O governo baiano trabalha com uma estimativa de 667 mil novos postos de trabalho a serem criados por esse setor até 2005 – 121 mil empregos diretos e 546 mil indiretos. Com essa perspectiva, quase 267 mil famílias (ou 1,33 milhão de pessoas) dependerão economicamente do turismo em cinco anos. De acordo com o IBGE, a Bahia contava com 12,7 milhões de habitantes em 1997.

Diversas aves, como os atobás, fazem das ilhas do arquipélago um berçário

Parque Nacional Marinho dos Abrolhos

O primeiro parque nacional marinho do país surgiu em 1983 para proteger uma filial do paraíso localizada a aproximadamente 70 quilômetros do litoral sul da Bahia. Com uma área de 91 mil hectares, engloba quatro ilhas do Arquipélago dos Abrolhos (a quinta, Santa Bárbara, pertence à Marinha), o Parcel dos Abrolhos e o Recife das Timbebas.

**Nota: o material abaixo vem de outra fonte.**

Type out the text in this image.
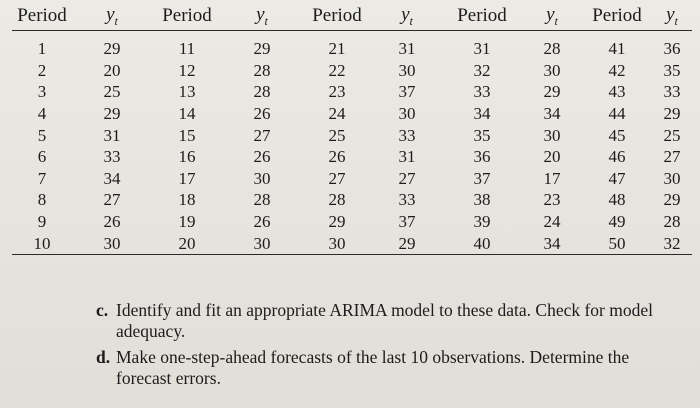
Period	$y_t$	Period	$y_t$	Period	$y_t$	Period	$y_t$	Period	$y_t$
1	29	11	29	21	31	31	28	41	36
2	20	12	28	22	30	32	30	42	35
3	25	13	28	23	37	33	29	43	33
4	29	14	26	24	30	34	34	44	29
5	31	15	27	25	33	35	30	45	25
6	33	16	26	26	31	36	20	46	27
7	34	17	30	27	27	37	17	47	30
8	27	18	28	28	33	38	23	48	29
9	26	19	26	29	37	39	24	49	28
10	30	20	30	30	29	40	34	50	32
c. Identify and fit an appropriate ARIMA model to these data. Check for model adequacy.
d. Make one-step-ahead forecasts of the last 10 observations. Determine the forecast errors.
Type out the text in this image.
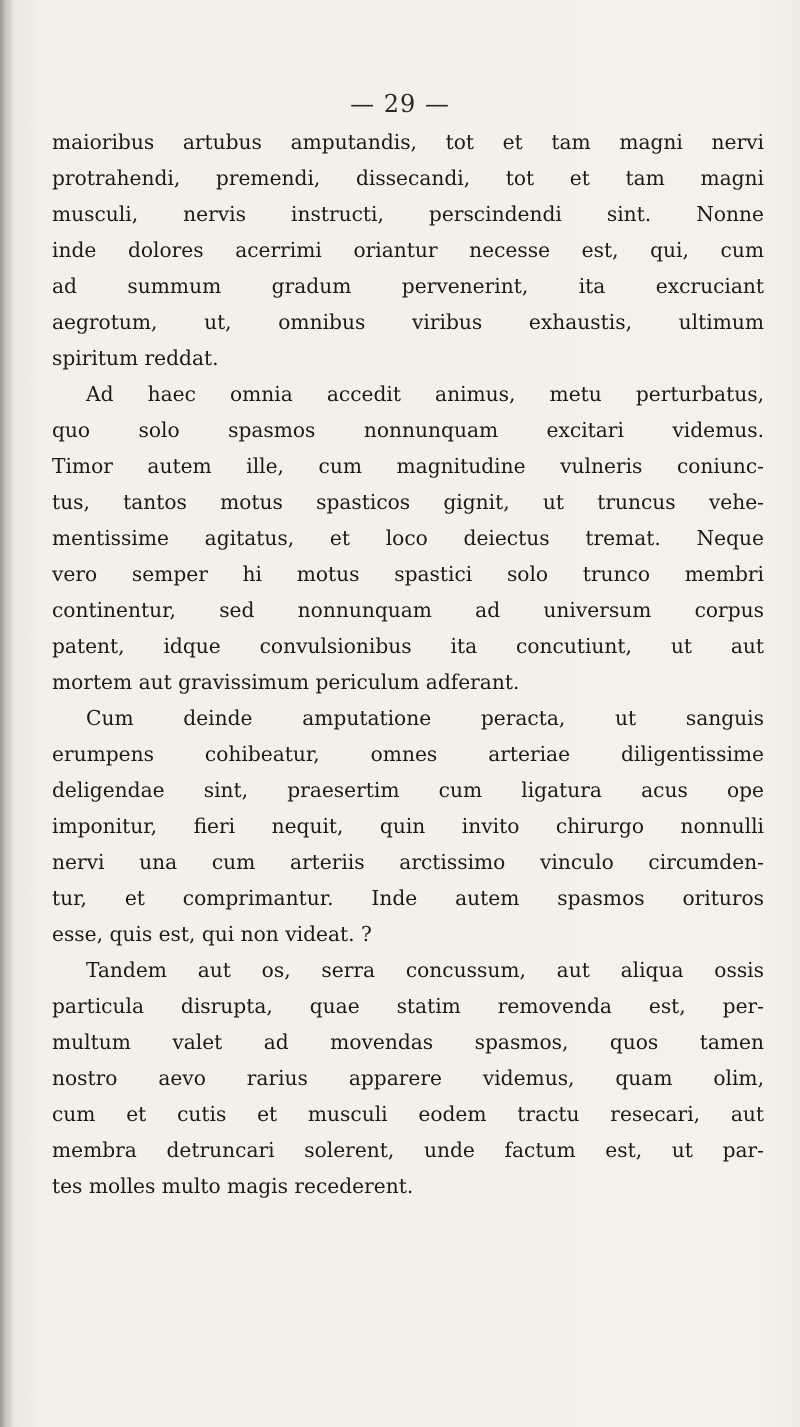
— 29 —
maioribus artubus amputandis, tot et tam magni nervi
protrahendi, premendi, dissecandi, tot et tam magni
musculi, nervis instructi, perscindendi sint. Nonne
inde dolores acerrimi oriantur necesse est, qui, cum
ad summum gradum pervenerint, ita excruciant
aegrotum, ut, omnibus viribus exhaustis, ultimum
spiritum reddat.
Ad haec omnia accedit animus, metu perturbatus,
quo solo spasmos nonnunquam excitari videmus.
Timor autem ille, cum magnitudine vulneris coniunc-
tus, tantos motus spasticos gignit, ut truncus vehe-
mentissime agitatus, et loco deiectus tremat. Neque
vero semper hi motus spastici solo trunco membri
continentur, sed nonnunquam ad universum corpus
patent, idque convulsionibus ita concutiunt, ut aut
mortem aut gravissimum periculum adferant.
Cum deinde amputatione peracta, ut sanguis
erumpens cohibeatur, omnes arteriae diligentissime
deligendae sint, praesertim cum ligatura acus ope
imponitur, fieri nequit, quin invito chirurgo nonnulli
nervi una cum arteriis arctissimo vinculo circumden-
tur, et comprimantur. Inde autem spasmos orituros
esse, quis est, qui non videat. ?
Tandem aut os, serra concussum, aut aliqua ossis
particula disrupta, quae statim removenda est, per-
multum valet ad movendas spasmos, quos tamen
nostro aevo rarius apparere videmus, quam olim,
cum et cutis et musculi eodem tractu resecari, aut
membra detruncari solerent, unde factum est, ut par-
tes molles multo magis recederent.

Colunas de coral em forma de cogumelo atingem a superfície do mar com mais de 25 metros de altura, colônias de corais-fogo chegam a medir três metros de diâmetro. A visibilidade da água ultrapassa os 30 metros no verão. Isso fora o absurdo de cores de peixes, esponjas, moluscos. A região foi escolhida como berçário para aves, répteis e mamíferos. Atobás, fragatas, beneditos fazem seus ninhos dividindo espaço com tartarugas marinhas que vem calmamente desovar nas ilhas. Entre julho e novembro, baleias jubarte vem namorar ou ter seus filhotes nas águas quentes do parque nacional, atraindo turistas de todo o mundo. Como as baleias estão protegidas pelo decreto-lei 7643 de 1987, a região se transformou em um verdadeiro santuário.